Сумерки сменились бархатной чернотой ночи. “Спа-ать пора, спа-ать пора”, — выводили долгой трелью садовые насекомые.

А из окна потянуло вдруг знакомой, промозглой и затхлой тьмой.

Сквозь ветви старых, с детства знакомых груш, лился холодный, серебристый свет полной Луны. Ветра не было, стояла прохладная тишина, наполненная запахами цветущего шиповника, все же шиповника… наверное, здесь сейчас май… Хрийз помнила, где растет тот шиповник. На заднем дворе, на улице. А ещё должна бы уже цвести магнолия, или не должна?

Лунный свет обволакивал призрачным сиянием руку. Хрийз смотрела на собственные пальцы, слабо мерцающие в темноте, и не верила, не верила, не верила. Это — сон, это морок какой-то, этого не может быть, потому что не может быть никогда!

Призраков не существует!

“Да ладно”, — хмыкнула в ответ на ее мысли тьма. — “На себя-то посмотри!”

— Ты кто? — гневно спросила Хрийз, выпрямляясь.

Она не чувствовала в себе ни грамма призрачности. Обоняние, осязание, слух — все осталось при ней. Кроме боли, пожалуй. Если резко ударить рукой по стене, кисть легко войдет в стену, а потом с той же легкостью выйдет, и все. Как будто стена — мираж, иллюзия, магическая голограмма.

“Это ты — голограмма”, — издевалась тьма, таившаяся под каждым кустиком ночного сада. — “Это ты — мираж. Не маг Жизни, но иллюзия жизни”.

— Ты кто? — повторила Хрийз вопрос. — Покажись!

“Не сейчас. Сейчас ещё рано. Потом. Потом, когда ослабеешь.
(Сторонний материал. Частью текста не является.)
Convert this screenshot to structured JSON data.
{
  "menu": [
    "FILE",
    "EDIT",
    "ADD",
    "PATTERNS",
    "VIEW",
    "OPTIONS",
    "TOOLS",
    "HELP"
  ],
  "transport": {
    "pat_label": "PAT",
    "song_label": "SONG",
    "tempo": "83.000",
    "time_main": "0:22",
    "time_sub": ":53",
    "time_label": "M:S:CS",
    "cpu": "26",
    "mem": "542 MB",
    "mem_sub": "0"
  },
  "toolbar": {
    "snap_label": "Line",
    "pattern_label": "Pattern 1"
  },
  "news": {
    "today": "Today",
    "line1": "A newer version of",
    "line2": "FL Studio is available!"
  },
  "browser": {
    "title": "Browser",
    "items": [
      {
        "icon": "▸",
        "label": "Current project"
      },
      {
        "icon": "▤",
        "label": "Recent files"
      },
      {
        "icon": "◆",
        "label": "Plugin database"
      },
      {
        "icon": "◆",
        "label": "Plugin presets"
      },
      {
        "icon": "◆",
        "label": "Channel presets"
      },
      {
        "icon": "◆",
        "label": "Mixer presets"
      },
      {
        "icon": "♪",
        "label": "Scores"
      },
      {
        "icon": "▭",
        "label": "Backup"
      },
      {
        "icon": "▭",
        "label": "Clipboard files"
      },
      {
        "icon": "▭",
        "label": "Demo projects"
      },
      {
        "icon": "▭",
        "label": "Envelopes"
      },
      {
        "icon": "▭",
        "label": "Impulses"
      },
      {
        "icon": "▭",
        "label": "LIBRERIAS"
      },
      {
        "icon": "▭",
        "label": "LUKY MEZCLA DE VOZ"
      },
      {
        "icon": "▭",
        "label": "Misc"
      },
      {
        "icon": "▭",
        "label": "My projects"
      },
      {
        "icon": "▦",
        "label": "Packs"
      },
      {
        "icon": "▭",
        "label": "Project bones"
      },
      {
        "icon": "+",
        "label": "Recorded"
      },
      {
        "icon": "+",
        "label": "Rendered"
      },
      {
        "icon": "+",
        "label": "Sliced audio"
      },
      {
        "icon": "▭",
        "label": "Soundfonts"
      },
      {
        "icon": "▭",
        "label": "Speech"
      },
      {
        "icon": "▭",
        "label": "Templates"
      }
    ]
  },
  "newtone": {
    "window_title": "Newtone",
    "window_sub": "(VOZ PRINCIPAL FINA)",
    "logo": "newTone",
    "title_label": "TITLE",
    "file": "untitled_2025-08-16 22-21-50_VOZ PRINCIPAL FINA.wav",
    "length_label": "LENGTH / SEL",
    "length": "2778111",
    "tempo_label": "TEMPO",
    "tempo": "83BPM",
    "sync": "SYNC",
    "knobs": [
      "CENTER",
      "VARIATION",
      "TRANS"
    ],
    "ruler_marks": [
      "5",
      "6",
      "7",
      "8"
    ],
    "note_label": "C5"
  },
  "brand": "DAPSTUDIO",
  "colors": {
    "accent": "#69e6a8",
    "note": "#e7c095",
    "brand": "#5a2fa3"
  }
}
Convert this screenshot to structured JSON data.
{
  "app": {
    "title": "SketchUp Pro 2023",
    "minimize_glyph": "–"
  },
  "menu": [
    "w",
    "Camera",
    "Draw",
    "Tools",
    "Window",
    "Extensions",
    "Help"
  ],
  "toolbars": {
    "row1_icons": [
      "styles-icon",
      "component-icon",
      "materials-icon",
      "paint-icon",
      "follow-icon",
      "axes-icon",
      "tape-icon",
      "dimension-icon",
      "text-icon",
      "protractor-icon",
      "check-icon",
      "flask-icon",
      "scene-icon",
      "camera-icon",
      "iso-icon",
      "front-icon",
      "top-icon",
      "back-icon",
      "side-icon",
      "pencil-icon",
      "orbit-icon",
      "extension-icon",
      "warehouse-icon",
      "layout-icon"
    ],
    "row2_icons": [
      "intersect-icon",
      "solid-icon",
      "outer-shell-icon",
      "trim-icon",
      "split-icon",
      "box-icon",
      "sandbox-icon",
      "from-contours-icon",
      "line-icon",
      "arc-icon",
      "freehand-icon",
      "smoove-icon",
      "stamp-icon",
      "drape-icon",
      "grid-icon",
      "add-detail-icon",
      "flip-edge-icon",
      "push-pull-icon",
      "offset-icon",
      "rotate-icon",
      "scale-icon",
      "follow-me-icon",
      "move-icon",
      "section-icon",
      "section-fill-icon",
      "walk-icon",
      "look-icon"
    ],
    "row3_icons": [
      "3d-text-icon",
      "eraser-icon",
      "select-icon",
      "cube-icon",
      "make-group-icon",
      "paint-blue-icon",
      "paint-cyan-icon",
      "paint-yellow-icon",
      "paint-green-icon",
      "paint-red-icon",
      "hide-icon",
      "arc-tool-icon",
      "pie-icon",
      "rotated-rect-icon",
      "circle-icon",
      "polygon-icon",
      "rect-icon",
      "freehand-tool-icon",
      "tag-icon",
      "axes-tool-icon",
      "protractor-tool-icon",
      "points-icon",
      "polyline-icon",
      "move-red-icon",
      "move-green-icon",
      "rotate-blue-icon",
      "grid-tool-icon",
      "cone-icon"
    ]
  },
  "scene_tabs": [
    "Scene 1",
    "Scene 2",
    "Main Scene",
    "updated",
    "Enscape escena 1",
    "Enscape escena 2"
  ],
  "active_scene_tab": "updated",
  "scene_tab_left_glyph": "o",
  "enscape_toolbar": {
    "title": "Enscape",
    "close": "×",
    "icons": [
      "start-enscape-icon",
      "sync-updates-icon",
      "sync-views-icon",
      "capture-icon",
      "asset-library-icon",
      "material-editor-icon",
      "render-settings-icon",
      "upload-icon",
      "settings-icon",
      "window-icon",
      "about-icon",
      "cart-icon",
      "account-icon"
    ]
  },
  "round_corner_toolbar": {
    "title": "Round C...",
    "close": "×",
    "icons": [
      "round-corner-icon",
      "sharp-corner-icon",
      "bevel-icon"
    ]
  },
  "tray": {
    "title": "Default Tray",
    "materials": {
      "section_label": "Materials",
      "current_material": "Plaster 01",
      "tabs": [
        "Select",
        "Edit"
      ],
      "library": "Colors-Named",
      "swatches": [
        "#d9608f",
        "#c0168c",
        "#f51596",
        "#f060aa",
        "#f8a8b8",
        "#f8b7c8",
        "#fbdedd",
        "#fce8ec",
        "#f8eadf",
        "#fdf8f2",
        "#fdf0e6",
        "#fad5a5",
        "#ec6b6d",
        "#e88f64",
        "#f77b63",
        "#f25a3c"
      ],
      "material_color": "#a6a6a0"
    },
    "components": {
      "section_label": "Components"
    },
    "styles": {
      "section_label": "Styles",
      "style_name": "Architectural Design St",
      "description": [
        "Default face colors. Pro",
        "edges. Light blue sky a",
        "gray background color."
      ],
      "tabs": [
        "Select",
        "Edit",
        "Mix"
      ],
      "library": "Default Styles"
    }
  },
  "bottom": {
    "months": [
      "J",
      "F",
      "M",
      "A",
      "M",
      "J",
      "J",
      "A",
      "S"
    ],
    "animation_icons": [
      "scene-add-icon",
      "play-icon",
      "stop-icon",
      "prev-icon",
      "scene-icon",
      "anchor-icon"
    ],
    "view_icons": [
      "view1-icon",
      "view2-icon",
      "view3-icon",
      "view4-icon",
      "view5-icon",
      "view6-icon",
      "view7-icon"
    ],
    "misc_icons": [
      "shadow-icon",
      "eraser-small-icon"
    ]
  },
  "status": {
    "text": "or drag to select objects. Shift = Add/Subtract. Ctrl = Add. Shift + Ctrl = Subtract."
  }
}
Потом поговорим.”

— Сейчас! — резко потребовала Хрийз. — Я приказываю: сейчас.

“Приказывай”, — глумилась тьма, отступая, уползая куда-то вдаль, где клубились багровые тучи и шла сухая, без единой дождинки гроза: — “Приказывай!”

— Стой, гадина! — крикнула Хрийз. — Стой! Не договорили еще!

“Потом”, — пришел ответный, ослабленный расстоянием вздох. — “Потом…”

Сад опустел. Магическое присутствие пожелавшего остаться безликим врага растворилось в бархате южной ночи без остатка. Теперь это была просто ночь, с Луной и запахами цветущего шиповника.